Spain quarantines four in Ebola scare

Nurse with first infection outside of Africa, husband and two others in isolation to prevent spread.

Spain has quarantined a total of four people in an attempt to prevent the spread of Ebola after a nurse became the first confirmed case of infection outside West Africa.

The 40-year-old nurse, her husband, another health worker and a Spaniard who travelled to Nigeria are in isolation in hospital, Madrid health officials said on Tuesday.

The husband shows no symptoms, and the health worker has diarrhoea but no fever. There was no information about the condition of the fourth person.

One of the four has tested negative for the disease, the Reuters news agency reported on Tuesday, citing a Spanish health official. It was not clear who of the four was tested.

Rafael Perez-Santamaria, the head of the Carlos III Hospital, said a further 22 people who had been in with the nurse contact were being monitored.

The nurse had treated a 75-year-old Spanish missionary who had caught the disease in Liberia, and a 69-year-old priest who caught Ebola in Sierra Leone.

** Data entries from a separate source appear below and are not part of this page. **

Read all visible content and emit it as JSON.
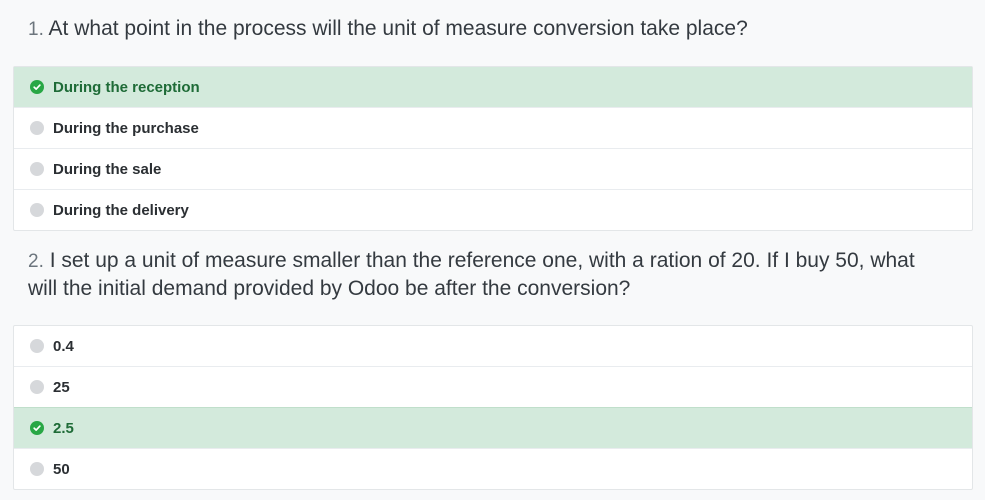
{
  "questions": [
    {
      "number": "1.",
      "text": "At what point in the process will the unit of measure conversion take place?",
      "answers": [
        {
          "label": "During the reception",
          "correct": true
        },
        {
          "label": "During the purchase",
          "correct": false
        },
        {
          "label": "During the sale",
          "correct": false
        },
        {
          "label": "During the delivery",
          "correct": false
        }
      ]
    },
    {
      "number": "2.",
      "text": "I set up a unit of measure smaller than the reference one, with a ration of 20. If I buy 50, what will the initial demand provided by Odoo be after the conversion?",
      "answers": [
        {
          "label": "0.4",
          "correct": false
        },
        {
          "label": "25",
          "correct": false
        },
        {
          "label": "2.5",
          "correct": true
        },
        {
          "label": "50",
          "correct": false
        }
      ]
    }
  ],
  "colors": {
    "correct_bg": "#d3eadc",
    "correct_text": "#1e6b37",
    "correct_icon": "#28a745",
    "neutral_marker": "#d6d8db"
  },
  "icons": {
    "correct": "check-circle-icon",
    "neutral": "radio-circle-icon"
  }
}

Both missionaries died, the first on August 12 and the second on September 25.

The nurse fell ill on September 30, and officials said she entered the room of the second patient twice.

“This has taken us by surprise,” said Perez-Santamaria. “We are revising our protocols, improving them. The priority remains to find out what actually happened.”

The health ministry’s chief coordinator for health alerts and emergencies, Fernando Simon, told local radio that there was a small chance that people who had come into contact with the nurse may have contracted the disease.

A small number of public health workers demonstrated in Madrid over the infection, and the danger faced by hospital staff.

“This is not a game to be played in the way they have done. It is a very worrying matter and they have not handled it correctly,” a nursing assistant at Madrid’s La Paz hospital, which one of the missionaries had visited.

A cardiologist at the hospital added: “We cannot understand how someone who was wearing a double protection suit and two pairs of gloves could have been contaminated.”

Health worker strike

The outbreak of Ebola, the worst on record, has infected at least 7,400 people, according to the World Health Organisation. At least 3,400 people have died of the disease in Liberia, Sierra Leone and Guinea, the three countries most affected by the epidemic.

On Tuesday, UNICEF delivered 70 metric tonnes of supplies to Guinea to help the country combat Ebola, according to the Manuel Fontaine, the organisation’s regional director for West and Central Africa.

The supplies included protective equipment for health staff, basic drugs, nutrition, water and sanitation supplies, he said. Fontaine added that UNICEF had delivered 600 metric tonnes of supplies to Guinea, Liberia and Sierra Leone – the three countries hit-hardest by the Ebola outbreak – over the past two weeks.

Also on Tuesday teams in charge of burying bodies of Ebola victims in two Sierra Leone districts went on strike over the non-payment of their weekly risk allowences, the leaders of the groups say.

The two districts the teams cover include the capital city of Freetown.

“We have not been paid for two weeks and right now we need our money. We don’t even care if dead bodies have been littered all over the city, all we want is our money. We have been stigmatised in our communities, so let the government try to pay us our money,” said one of the burial team members, requesting anonymity.

Responding to the strike, Sierra Leone’s deputy health minister Madina Rahman said the teams had been paid through the end of September. They are only owed for this week, she said, and the money has been released to the banks and will be paid them later this week. She did not comment on the demand for risk pay.